For years the world saw Putin as almost a figure of fun – while in Russia he was already meting out brutality to dissidents and LGBTQ+ activists

Last night I saw Pussy Riot, on the London leg of their Riot Days European tour to raise money for a children’s hospital in Ukraine. Their producer, Alexander Cheparukhin, came on stage to introduce them. I guess he was about my age, I couldn’t be precise because I didn’t have my glasses. He vibed the sort of age, where you can’t see things without glasses. He described how he met Maria Alyokhina (who also goes by Masha Alekhina), one of the founding members of the band who was first imprisoned in 2012 and then under constant surveillance, harassment, house arrest, arrest-arrest and persecution, until she escaped from Russia to Iceland earlier this year. When her sentence was handed down 10 years ago, he said, it was the first time in his life he had witnessed the political imprisonment of artists.

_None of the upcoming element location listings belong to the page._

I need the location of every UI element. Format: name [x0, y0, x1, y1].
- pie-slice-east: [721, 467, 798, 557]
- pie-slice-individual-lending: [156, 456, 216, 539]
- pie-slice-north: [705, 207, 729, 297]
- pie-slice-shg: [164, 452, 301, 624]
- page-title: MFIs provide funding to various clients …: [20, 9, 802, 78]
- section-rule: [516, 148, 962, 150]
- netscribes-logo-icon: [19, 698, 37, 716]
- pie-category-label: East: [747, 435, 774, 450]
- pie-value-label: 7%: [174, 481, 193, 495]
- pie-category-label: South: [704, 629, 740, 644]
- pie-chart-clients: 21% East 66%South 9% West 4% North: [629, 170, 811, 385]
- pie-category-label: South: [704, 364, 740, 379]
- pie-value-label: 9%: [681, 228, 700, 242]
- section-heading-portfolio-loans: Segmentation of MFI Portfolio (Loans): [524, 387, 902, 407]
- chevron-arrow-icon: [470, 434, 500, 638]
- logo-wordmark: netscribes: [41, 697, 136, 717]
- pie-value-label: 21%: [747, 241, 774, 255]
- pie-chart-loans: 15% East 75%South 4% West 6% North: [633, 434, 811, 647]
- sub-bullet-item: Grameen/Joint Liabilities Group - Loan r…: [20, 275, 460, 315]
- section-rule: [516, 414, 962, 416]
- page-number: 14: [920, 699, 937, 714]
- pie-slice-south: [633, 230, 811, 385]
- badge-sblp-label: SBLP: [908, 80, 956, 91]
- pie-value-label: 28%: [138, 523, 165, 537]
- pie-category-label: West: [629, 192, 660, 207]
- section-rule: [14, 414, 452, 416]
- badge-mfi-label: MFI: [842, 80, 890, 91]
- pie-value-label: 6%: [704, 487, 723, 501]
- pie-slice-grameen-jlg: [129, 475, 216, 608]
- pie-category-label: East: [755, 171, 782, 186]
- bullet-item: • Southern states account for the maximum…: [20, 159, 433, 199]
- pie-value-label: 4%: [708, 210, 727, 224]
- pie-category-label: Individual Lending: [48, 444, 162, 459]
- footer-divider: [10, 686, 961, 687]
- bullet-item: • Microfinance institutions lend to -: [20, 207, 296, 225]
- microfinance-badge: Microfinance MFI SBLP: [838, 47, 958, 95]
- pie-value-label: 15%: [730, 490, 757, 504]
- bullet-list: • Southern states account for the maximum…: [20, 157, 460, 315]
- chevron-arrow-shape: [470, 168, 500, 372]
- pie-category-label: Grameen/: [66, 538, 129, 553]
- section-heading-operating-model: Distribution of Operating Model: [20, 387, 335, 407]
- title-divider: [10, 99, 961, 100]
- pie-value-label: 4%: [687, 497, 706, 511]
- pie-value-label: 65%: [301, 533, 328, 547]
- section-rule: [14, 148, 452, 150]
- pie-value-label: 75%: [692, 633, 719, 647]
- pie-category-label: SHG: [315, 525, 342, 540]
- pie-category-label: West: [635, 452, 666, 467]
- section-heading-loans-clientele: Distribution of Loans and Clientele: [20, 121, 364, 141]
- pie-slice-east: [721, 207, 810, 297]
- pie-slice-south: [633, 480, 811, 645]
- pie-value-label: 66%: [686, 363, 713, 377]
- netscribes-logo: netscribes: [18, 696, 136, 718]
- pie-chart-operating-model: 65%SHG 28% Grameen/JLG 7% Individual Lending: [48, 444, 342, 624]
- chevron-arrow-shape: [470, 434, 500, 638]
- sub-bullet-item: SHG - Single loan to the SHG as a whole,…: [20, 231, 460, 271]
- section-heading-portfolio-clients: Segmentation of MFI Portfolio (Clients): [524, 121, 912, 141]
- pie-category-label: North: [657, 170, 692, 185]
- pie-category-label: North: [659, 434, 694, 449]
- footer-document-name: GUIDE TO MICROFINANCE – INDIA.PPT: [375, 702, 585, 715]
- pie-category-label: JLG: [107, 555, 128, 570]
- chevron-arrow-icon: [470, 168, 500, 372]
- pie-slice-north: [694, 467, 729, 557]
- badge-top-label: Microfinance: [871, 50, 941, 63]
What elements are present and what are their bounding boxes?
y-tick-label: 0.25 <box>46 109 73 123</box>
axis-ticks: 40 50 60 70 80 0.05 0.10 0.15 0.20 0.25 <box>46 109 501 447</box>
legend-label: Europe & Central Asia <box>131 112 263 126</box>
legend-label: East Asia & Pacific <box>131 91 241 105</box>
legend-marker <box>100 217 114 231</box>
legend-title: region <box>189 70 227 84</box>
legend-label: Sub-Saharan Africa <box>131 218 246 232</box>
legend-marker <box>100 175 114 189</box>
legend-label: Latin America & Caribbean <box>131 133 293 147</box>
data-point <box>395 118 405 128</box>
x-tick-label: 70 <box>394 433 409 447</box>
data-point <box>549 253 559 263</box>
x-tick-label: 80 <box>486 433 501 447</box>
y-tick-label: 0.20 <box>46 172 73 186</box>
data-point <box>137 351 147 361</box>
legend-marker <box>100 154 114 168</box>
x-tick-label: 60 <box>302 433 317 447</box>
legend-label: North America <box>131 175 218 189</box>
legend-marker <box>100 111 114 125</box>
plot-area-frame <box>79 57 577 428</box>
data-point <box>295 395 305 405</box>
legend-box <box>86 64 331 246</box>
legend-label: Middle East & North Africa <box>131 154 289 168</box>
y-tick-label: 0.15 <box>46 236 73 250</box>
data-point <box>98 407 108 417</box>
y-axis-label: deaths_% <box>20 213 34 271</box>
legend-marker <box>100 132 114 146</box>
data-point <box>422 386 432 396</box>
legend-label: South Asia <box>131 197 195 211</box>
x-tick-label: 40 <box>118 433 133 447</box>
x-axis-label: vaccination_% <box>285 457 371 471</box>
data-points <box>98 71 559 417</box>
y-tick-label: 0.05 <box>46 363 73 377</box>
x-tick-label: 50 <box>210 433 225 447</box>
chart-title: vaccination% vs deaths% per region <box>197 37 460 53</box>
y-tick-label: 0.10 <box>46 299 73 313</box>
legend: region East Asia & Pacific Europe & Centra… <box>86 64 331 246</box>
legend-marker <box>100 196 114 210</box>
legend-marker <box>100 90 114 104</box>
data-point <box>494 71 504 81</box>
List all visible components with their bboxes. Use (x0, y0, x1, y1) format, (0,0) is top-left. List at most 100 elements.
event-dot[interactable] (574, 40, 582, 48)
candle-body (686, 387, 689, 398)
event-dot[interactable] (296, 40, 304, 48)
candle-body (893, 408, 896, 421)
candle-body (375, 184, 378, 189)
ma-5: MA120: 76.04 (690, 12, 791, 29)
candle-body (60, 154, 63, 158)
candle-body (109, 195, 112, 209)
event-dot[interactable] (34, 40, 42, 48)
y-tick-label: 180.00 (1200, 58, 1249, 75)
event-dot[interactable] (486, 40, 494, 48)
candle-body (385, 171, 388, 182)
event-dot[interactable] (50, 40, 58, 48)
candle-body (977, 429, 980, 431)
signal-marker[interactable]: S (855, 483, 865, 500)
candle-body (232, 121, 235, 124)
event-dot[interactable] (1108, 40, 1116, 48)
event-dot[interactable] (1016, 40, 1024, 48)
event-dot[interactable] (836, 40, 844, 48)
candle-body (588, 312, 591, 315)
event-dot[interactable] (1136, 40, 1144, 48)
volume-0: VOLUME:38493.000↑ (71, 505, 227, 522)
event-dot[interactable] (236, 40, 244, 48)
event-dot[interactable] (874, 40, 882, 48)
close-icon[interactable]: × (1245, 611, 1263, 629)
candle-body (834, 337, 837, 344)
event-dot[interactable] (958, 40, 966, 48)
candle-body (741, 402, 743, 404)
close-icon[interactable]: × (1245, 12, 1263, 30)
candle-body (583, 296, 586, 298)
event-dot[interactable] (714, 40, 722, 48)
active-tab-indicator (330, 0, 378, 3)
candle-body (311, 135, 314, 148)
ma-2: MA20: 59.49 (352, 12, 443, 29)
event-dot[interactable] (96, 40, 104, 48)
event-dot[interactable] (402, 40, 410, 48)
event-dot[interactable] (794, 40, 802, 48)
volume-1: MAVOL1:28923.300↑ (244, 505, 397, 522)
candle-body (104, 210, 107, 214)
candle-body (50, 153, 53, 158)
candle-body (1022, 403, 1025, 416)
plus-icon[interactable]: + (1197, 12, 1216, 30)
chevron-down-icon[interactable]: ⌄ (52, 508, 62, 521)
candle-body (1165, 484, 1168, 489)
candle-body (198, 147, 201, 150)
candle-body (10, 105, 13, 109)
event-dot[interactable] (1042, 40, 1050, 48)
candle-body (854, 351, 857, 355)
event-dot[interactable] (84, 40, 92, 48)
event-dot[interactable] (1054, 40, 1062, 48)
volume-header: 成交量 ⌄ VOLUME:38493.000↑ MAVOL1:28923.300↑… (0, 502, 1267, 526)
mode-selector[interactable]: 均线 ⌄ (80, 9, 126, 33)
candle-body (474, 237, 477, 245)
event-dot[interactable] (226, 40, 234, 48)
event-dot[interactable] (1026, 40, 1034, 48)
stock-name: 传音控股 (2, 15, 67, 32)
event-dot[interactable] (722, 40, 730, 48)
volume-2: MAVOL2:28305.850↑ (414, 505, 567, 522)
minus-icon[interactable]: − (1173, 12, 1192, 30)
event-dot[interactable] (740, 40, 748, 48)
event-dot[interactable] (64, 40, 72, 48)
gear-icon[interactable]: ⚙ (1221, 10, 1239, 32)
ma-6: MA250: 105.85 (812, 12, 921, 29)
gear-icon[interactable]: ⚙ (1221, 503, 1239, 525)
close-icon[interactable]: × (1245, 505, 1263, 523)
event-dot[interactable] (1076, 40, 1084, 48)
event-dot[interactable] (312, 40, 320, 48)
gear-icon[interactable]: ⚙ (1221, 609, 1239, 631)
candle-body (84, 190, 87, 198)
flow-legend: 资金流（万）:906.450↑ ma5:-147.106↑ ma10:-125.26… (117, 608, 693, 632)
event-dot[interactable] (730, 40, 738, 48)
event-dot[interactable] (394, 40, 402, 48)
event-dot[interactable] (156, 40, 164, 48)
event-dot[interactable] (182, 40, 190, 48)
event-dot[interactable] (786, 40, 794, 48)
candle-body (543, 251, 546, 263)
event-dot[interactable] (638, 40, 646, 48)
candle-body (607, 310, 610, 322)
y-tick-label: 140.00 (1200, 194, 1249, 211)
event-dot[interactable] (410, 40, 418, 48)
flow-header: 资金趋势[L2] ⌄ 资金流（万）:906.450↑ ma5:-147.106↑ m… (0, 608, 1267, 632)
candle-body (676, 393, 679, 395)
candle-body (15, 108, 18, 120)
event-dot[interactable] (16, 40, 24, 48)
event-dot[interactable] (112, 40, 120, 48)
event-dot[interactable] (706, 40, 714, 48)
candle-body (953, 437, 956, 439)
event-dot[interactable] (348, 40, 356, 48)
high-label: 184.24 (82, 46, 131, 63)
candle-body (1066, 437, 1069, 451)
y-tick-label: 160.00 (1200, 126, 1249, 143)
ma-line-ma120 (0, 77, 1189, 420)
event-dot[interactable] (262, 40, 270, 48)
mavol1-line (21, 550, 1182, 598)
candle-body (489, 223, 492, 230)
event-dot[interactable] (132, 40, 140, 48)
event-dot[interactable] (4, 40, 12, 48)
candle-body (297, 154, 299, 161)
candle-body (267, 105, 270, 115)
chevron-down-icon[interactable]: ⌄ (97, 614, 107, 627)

This was a useful bit of context, or rather, a glass of cold water to the face, after years of somnambulance: no one is laughing at Vladimir Putin now, of course, but for years, he was almost a figure of fun, with his bare-chested, horse-riding photoshoots and florid turn of phrase. On the world stage, he was the uncle who might say dodgy things, but got invited anyway: what was the worst that could happen? This indulgent, pretty feckless view of Putin was overlaid by the sense that Russia merely did things differently; perhaps the state was a bit thin-skinned and hotheaded, maybe it didn’t prioritise human rights as much as one would like, but this was a cultural thing, probably related to the weather. If we had maybe expressed that view out loud more often, Russian citizens could have said: “No, actually, punk bands sentenced to hard labour for protest actions is very much a now thing, rather than an always thing.”